Viele Unternehmen suchen nach einem kostenlosen PIM-System, um ihre Produktdaten strukturiert zu verwalten. Die gute Nachricht: Es gibt verschiedene Möglichkeiten – allerdings unterscheiden sich diese deutlich in Funktionsumfang und Einsatzbereich.

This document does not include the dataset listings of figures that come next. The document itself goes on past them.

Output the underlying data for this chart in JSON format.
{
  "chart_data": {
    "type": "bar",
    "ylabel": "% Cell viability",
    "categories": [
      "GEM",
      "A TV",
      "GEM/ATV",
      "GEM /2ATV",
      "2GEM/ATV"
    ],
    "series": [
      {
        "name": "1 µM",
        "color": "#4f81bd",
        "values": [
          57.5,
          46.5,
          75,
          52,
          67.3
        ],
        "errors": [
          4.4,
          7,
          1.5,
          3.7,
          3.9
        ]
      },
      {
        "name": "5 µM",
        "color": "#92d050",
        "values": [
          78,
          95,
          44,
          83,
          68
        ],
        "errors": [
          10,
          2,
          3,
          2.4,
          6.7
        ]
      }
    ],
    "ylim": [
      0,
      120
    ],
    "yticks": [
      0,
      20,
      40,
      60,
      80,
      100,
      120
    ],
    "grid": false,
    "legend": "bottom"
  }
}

Arten von kostenlosen PIM-Systemen
1. Open Source PIM
- Kostenlos nutzbar
- Hoher Implementierungsaufwand
- Technisches Know-how erforderlich
2. Freemium Modelle
- Kostenloser Einstieg
- Erweiterbar durch kostenpflichtige Pakete
- Ideal für kleine und mittlere Unternehmen
3. Testversionen
- Zeitlich begrenzt
- Voller Funktionsumfang
Vorteile eines kostenlosen PIM
- Kein finanzielles Risiko
- Schneller Einstieg
- Test der Prozesse möglich

Nachteile
- Eingeschränkter Funktionsumfang
- Skalierung oft kostenpflichtig
- Support eingeschränkt
Wann lohnt sich ein kostenloses PIM?
- Einstieg in strukturiertes
- Produktdatenmanagement
- Kleine Produktkataloge
- Evaluierung eines Systems


Beispiel: ComBinder PIM (kostenlos starten)
ComBinder bietet eine kostenlose Version für bis zu 1.000 Produkte.
Vorteile:
- Vollwertiges PIM-System
- BMEcat-Unterstützung
- Varianten & Medienverwaltung
- Mehrsprachigkeit
- Erweiterbar auf größere Pakete
Vergleich kostenloser Optionen
| Typ | Aufwand | Funktionsumfang | Empfehlung |
| Open Source | Hoch | Hoch | Für Entwickler |
| Freemium | Gering | Mittel–hoch | Für Unternehmen |
| Testversion | Gering | Hoch | Kurzfristig |

Fazit
Ein kostenloses PIM-System ist ein idealer Einstieg – besonders als Freemium-Modell. Es ermöglicht Unternehmen, Prozesse zu testen und später zu skalieren.